How much water must be added to 200 g of a 10% NaOH solution to obtain 8%
solution
you are diluting it 10/8 times=1.25 times.
That means, one part original solution, and .25 parts water.
that means then add 50 grams water.
check:
original salt mass=20g
new salt mass=.08*250=20g
To solve this problem, we can use the equation for dilution:
C1V1 = C2V2
where C1 and V1 are the initial concentration and volume, and C2 and V2 are the final concentration and volume.
Let's plug in the given values:
C1 = 10% = 0.10
V1 = 200 g
C2 = 8% = 0.08
Now, we can solve for V2, the final volume of the solution:
(0.10)(200) = (0.08)V2
20 = 0.08V2
Divide both sides of the equation by 0.08:
V2 = 20 / 0.08
V2 = 250
So, the final volume of the solution required to obtain an 8% NaOH solution is 250 g.
Now, let's find how much water needs to be added.
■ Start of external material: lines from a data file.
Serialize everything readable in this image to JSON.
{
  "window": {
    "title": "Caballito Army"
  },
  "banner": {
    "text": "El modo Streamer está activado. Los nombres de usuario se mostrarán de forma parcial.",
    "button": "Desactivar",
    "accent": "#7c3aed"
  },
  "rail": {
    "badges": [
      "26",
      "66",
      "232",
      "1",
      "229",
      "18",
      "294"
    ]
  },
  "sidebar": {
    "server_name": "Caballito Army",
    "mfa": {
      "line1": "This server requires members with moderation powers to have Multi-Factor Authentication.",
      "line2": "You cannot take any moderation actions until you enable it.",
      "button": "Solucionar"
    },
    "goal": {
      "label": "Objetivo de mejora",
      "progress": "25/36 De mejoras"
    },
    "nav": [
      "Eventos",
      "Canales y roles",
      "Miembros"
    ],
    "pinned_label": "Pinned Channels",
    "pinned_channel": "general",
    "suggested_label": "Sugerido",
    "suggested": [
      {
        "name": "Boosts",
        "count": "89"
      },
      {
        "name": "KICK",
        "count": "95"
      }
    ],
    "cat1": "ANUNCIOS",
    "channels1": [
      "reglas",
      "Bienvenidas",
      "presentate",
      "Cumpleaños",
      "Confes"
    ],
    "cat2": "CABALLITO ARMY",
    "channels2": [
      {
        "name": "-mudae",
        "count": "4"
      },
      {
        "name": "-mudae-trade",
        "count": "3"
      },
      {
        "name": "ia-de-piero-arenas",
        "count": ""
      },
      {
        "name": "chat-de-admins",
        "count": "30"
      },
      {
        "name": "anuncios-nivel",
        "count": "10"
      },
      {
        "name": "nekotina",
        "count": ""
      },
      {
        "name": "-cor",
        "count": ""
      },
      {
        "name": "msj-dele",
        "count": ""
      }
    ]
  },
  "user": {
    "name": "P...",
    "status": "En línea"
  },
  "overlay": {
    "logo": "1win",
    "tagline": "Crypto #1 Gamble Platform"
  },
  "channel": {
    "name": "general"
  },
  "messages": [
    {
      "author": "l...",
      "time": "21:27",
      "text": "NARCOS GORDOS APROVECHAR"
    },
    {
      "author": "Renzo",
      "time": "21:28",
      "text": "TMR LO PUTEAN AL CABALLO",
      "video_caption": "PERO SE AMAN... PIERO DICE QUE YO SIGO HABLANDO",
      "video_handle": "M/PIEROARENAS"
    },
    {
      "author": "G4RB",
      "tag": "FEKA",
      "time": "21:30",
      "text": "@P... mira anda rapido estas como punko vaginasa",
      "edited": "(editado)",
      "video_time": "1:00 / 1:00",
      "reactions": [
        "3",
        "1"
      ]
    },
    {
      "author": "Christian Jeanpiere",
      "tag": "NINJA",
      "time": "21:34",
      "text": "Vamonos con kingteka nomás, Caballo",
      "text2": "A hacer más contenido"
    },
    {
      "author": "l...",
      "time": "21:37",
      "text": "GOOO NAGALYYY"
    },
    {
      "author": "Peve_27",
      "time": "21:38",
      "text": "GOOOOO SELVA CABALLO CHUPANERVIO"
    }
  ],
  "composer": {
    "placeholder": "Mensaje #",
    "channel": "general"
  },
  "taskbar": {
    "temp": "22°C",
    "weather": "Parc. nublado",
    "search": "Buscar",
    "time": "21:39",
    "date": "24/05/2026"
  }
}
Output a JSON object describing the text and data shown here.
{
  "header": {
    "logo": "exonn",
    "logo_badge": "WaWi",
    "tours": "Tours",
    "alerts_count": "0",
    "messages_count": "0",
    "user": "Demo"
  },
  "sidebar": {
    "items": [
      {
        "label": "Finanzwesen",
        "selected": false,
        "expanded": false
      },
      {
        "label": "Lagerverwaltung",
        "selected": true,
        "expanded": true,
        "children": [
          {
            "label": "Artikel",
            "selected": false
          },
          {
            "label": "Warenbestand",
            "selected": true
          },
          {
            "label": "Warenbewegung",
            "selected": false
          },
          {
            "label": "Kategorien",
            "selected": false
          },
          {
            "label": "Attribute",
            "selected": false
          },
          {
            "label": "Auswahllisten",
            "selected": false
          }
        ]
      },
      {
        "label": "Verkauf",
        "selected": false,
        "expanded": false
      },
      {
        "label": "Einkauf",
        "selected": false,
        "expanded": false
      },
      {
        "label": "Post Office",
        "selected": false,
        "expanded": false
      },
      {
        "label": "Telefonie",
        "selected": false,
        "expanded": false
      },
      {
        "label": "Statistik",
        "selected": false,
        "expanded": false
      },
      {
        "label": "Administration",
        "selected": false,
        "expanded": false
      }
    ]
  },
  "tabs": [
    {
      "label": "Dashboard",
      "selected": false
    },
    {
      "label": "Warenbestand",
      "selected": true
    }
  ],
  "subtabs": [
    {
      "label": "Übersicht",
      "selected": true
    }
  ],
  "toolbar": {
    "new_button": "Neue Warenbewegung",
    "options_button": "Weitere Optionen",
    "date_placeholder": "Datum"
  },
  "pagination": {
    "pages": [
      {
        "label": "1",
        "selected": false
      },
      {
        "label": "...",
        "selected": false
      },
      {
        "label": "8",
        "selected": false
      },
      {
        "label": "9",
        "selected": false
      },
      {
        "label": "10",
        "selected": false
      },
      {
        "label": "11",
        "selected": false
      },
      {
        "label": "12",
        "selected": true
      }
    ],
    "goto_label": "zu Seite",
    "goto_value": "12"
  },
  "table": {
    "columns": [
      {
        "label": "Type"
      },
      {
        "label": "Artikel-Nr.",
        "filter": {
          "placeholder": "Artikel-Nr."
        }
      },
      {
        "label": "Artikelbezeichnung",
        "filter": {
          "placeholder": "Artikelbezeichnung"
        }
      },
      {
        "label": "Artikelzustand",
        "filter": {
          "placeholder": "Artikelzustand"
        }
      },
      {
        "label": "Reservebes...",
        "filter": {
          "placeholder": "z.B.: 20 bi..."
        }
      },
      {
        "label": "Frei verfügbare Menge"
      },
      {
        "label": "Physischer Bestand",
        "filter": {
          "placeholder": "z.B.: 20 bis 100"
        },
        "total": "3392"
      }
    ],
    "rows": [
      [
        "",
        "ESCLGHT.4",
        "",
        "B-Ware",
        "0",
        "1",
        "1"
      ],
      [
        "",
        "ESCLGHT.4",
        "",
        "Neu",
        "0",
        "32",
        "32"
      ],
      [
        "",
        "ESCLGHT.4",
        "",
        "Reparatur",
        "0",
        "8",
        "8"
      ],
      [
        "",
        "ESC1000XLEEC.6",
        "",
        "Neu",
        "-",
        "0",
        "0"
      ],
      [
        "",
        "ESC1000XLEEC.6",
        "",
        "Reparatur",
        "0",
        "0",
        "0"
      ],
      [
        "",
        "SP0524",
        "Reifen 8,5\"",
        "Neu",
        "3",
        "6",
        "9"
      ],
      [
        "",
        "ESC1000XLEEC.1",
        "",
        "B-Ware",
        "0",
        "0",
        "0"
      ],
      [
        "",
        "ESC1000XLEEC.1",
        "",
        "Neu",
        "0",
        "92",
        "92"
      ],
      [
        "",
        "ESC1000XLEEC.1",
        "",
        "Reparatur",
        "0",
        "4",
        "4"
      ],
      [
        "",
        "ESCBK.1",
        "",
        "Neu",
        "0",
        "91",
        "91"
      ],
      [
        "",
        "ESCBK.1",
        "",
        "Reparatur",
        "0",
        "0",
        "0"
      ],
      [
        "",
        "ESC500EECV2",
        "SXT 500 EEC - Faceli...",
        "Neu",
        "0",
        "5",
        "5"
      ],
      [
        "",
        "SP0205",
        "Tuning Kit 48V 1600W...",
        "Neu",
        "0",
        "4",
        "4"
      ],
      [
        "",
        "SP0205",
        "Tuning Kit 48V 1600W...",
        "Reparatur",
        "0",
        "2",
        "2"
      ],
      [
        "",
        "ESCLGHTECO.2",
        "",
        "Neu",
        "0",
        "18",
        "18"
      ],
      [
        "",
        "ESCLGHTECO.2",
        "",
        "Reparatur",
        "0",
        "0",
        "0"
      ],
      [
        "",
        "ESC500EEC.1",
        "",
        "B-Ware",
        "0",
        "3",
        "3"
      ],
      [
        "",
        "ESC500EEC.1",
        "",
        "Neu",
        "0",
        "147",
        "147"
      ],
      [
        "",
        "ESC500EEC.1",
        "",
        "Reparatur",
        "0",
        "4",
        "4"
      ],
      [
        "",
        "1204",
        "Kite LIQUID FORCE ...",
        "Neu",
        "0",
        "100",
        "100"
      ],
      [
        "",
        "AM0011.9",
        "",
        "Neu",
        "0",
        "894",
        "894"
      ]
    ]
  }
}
We can subtract the initial volume (200 g) from the final volume:
Water to be added = V2 - V1
Water to be added = 250 g - 200 g
Water to be added = 50 g
Therefore, 50 g of water must be added to 200 g of a 10% NaOH solution to obtain an 8% solution.
To solve this problem, we need to calculate the amount of water that needs to be added to the 200 g of 10% NaOH solution to obtain an 8% solution.
First, let's find out how much NaOH is present in the 200 g of 10% solution. The concentration of a solution is expressed as a percentage, which means that 10% of the total solution weight is NaOH.
NaOH (in grams) = 10% of total solution weight
NaOH = (10/100) * 200 g
NaOH = 20 g
Now, we can set up an equation to solve for the amount of water needed.
NaOH in the final solution = NaOH in original solution + NaOH added
The amount of NaOH in the final solution should be 8% of the total solution weight.
NaOH in the final solution = (8/100) * (200 g + amount of water added)
Substituting the values, we have:
20 g = (8/100) * (200 g + amount of water added)
To solve for the amount of water added, we can rearrange the equation:
amount of water added = (20 g / (8/100)) - 200 g
Simplifying further:
amount of water added = (20 g / 0.08) - 200 g
Now, let's calculate the value:
amount of water added = 250 g - 200 g
amount of water added = 50 g
Therefore, 50 grams of water must be added to the 200 g of 10% NaOH solution to obtain an 8% solution.